Over the years, Stephen King has retold the story of writing Pet Semetary and wanting to bury the manuscript because he felt like it was the bleakest novel he had written. Indeed, it is a depressing story that deals with the heaviness of grief and a family who suffers one loss after another, all within the span of a few short days. The new film, directed by Kevin Kolsh and Dennis Widmyer, is especially faithful to the novel in terms of tone, subject matter, and theme, despite two drastic changes to the story. The film’s major flaw, if it could be considered a flaw, is just how grim and humorless it is, especially the final act.
The basic premise of the film is the same as King’s novel and Mary Lambert’s 1989 adaption. Doctor Louis Creed (Jason Clarke) relocates from Boston to Ludlow, Maine with his wife Rachel (Amy Seimetz) and their two children, Ellie (Jete Laurence) and Gage (Hugh and Lucas Lavoie), so he can take a job at a local university. Soon after relocating, the family befriends Jud (John Lithgow), who tells them about the “Pet Semetary” on their property and eventually introduces Louis to land just beyond the cemetery that has the power to reanimate the dead. At its core, the new film, like its predecessors, is a rumination on grief and loss. One of the most powerful scenes occurs when Ellie first questions her parents about the process of death and asks why animals, including her precious tomcat Church, don’t live as long as humans. Louis tries to answer her in a rational, scientific manner, while Rachel offers a more faith-based opinion. This short scene illustrates Louis and Rachel’s different parenting styles and their contrasting views on death, while also adapting one of the most poignant scenes of the novel, the moment that a child starts to process what it means to die.

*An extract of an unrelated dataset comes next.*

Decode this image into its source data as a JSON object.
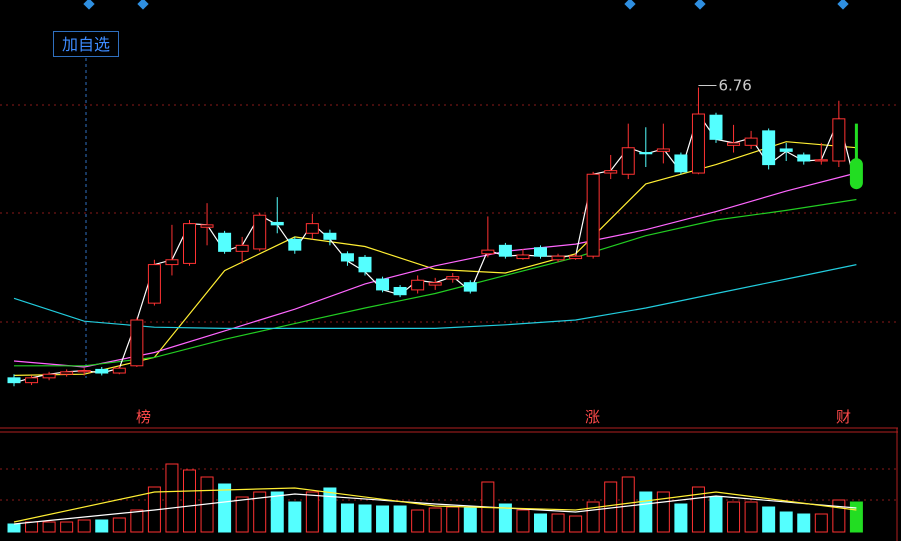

The film’s heaviness doesn’t relent, as Louis fails to save a student, Victor Pascow (Obssa Ahmed), who is hit by a car on campus and returns in Louis’ dreams to warn him that the barrier “shouldn’t be broken.” The Pascow of this version lacks the heart of Brad Greenquist’s performance in Lambert’s adaptation. Greenquist’s Pascow at least smiled every now and then, even with half of his skull busted open and bleeding. Ahmed’s ghastly version matches the somber, gray tones of the film and the fog-heavy shots of the cemetery. Ahmed’s role is only to provide dire warnings to Louis, staring at him with red eyes, speaking to him as blood leaks from his skull.
Not long after Pascow’s introduction, Church is hit by a roaring semi and Jud helps Louis bury him in supernatural soil. Of course, he returns, but different. He hisses, growls, and stinks so bad that Ellie doesn’t want him anywhere near her bedroom.
The trailer already spoiled one of the main story changes. It’s Ellie who is hit by a truck and dies, not Gage. Her death is especially effective because the first half of the film gives her plenty of screen time and develops the close-knit relationship that she has with her family. She becomes quite an evil presence in the last act, her face marked with black veins, her voice a growl. She delivers some of the curses and diabolical lines that a reanimated Gage says in the novel, but it’s more realistic coming from a nine-year-old compared to a two-year-old.
Ellie (Jete Laurence) and Louis (Jason Clarke)
Kolsh and Widmyer also succeeded in showing the impact of grief on the characters. By the film’s last 30 minutes, Louis is so tormented by all of the death that he becomes red-eyed and ragged. Rachel, meanwhile, is haunted by memories of her sister Zelda (Alyssa Brooke Levin), who died young from spinal meningitis. Zelda plays as large of a role in this film as she does in the novel, and she’s a terrifying presence, heard in the walls of the new house, a manifestation of Rachel’s trauma.
The second major change comes within the final minutes, and it’s a drastic departure from the novel and Lambert’s adaption. It punctuates the film with an utterly glum tone, while King’s final pages are more ambiguous. It’s likely that this ending will be polarizing for fans of the original film and King’s book, but the ending makes Kolsh and Widmyer’s film distinct and is consistent with the overall atmosphere, performances, and story of their remake.
Overall, Pet Semetary is a layered meditation on death and grief. With the huge resurgence of all things Stephen King, it’s likely that the film will do well at the box office, but its main flaw is that it doesn’t have many, if any, lighter moments, and it will undoubtedly be compared to Lambert’s 1989 film, which has amassed a cult following in the horror community over the years. Still, Kolsh and Widmyer managed to maintain the core of King’s novel, while making some changes that are well-suited for the film that they wanted to make.